# Cherry Shrimp not breeding true



## cgjedi (Nov 11, 2013)

Several months ago I bought Cherry Red Shrimp. Don't know what "variety" since the local aquarium shop did not know. But they looked extremely good quality (and the price was extremely high as well). The females were entirely deep red and the male had lots of red coloring. However after most of the females have had a clutch and the shrimpies are half adult size, not a single one has bred true - none of them are entirely red like the mothers. Have I been scammed somehow?


----------



## effox (Apr 21, 2010)

Are they more brown than red? The PFR's I got from a member here all bred true so I haven't experienced this. If they're going brown, they've got a dominant trait of wild in them.

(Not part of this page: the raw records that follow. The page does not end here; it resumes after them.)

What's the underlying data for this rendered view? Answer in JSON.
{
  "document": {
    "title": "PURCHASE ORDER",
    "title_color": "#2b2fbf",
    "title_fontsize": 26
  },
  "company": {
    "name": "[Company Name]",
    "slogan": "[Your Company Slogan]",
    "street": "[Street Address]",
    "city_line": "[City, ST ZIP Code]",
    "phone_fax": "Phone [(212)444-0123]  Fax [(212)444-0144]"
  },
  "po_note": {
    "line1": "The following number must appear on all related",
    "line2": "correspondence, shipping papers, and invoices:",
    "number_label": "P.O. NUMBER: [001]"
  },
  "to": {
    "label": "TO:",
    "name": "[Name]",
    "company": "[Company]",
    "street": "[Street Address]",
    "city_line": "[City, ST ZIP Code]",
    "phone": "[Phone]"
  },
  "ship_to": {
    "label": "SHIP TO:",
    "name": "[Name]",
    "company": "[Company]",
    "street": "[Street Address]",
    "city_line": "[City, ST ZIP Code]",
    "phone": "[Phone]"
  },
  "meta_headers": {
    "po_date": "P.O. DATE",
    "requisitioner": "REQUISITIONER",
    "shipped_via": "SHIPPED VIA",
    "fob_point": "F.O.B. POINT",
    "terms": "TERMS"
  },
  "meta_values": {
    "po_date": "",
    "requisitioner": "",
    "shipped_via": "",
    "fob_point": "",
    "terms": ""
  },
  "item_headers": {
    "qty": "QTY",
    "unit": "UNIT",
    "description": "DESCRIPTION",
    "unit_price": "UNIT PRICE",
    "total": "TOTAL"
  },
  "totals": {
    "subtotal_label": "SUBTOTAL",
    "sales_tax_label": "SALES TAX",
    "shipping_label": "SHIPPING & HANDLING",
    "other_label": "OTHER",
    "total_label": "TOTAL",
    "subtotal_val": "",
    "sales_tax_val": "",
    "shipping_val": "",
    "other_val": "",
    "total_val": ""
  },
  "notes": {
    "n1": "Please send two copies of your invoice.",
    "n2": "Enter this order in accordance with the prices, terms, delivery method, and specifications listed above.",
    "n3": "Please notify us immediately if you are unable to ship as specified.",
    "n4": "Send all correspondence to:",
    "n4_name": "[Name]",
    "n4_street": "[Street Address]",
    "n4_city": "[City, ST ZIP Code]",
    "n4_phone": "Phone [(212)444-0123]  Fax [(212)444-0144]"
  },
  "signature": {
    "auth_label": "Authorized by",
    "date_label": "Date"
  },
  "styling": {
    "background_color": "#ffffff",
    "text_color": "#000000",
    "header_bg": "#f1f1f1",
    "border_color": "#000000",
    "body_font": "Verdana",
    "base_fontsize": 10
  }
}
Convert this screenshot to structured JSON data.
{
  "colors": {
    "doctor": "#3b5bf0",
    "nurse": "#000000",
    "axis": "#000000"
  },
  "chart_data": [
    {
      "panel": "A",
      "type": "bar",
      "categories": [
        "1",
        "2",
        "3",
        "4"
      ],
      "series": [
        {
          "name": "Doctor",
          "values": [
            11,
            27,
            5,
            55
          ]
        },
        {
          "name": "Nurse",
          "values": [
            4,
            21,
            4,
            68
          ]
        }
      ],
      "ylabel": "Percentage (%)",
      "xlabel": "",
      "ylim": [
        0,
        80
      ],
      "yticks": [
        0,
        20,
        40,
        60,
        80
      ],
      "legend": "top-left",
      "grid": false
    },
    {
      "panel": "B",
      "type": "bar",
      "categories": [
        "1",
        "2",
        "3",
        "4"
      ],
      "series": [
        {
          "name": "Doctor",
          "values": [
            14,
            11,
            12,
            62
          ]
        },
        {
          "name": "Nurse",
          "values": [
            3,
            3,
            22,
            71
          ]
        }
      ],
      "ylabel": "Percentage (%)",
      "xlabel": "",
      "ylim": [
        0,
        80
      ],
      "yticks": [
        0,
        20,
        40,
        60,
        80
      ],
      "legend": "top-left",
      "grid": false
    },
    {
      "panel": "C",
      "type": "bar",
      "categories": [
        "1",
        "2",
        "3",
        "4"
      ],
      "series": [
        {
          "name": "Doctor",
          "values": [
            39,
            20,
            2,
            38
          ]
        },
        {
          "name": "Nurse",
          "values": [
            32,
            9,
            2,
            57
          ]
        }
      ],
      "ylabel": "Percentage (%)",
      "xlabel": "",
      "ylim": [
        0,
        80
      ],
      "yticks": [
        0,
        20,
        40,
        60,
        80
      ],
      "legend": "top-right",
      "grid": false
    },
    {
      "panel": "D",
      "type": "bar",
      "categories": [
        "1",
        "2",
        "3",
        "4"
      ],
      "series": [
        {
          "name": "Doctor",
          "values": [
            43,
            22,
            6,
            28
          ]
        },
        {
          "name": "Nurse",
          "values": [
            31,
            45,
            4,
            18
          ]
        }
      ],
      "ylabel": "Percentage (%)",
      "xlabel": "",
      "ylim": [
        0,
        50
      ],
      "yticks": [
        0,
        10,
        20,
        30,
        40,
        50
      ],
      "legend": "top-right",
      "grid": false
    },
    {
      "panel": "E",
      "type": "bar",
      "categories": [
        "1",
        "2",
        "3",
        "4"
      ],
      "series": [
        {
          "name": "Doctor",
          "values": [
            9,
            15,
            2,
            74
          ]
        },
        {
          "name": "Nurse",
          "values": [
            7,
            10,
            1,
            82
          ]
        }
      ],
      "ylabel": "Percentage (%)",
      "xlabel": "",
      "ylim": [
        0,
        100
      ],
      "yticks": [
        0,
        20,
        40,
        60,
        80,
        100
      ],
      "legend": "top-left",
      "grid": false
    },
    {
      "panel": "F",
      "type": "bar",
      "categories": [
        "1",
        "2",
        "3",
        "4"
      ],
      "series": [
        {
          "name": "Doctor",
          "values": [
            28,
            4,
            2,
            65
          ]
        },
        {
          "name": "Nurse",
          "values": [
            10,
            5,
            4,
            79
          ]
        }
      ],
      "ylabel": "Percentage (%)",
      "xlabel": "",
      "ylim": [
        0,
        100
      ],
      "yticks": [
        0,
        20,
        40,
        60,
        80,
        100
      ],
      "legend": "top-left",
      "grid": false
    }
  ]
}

Sounds like you over paid either way.


----------



## 2wheelsx2 (Apr 21, 2010)

The redness is dependent on diet, water quality (including GH/KH) and a lot of other factors. Natural cherries are not all that red to begin with so if they sold them as cherries and were super red then they had dietary enhancements likely. Unless you bought them as PFR, they didn't do any false advertising. But if you said they were pricey then yeah, you likely overpaid. There are plenty of Cherry Shrimp breeders on BCA.


----------



## cgjedi (Nov 11, 2013)

The ones I paid for didn't change color from when I bought them - only their offspring aren't like the parents. So water quality, diet, etc. isn't changing the parents. The local shop said he got them from a local breeder. There's a missing piece in what's going on somewhere...


----------



## 2wheelsx2 (Apr 21, 2010)

Juvies don't colour up until fully adult, in my experience. I have plenty of clear to brown juvies which turn out to be fully red when adult. Perhaps they are not old enough yet.


----------



## cgjedi (Nov 11, 2013)

that's very helpful info. How many months is it until fully adult?


----------



## 2wheelsx2 (Apr 21, 2010)

I am uncertain as my tank is fully scaped so I rarely see youngsters except caught in the filters. Based on how often I am seeing youngsters I would say at least a couple of months.


----------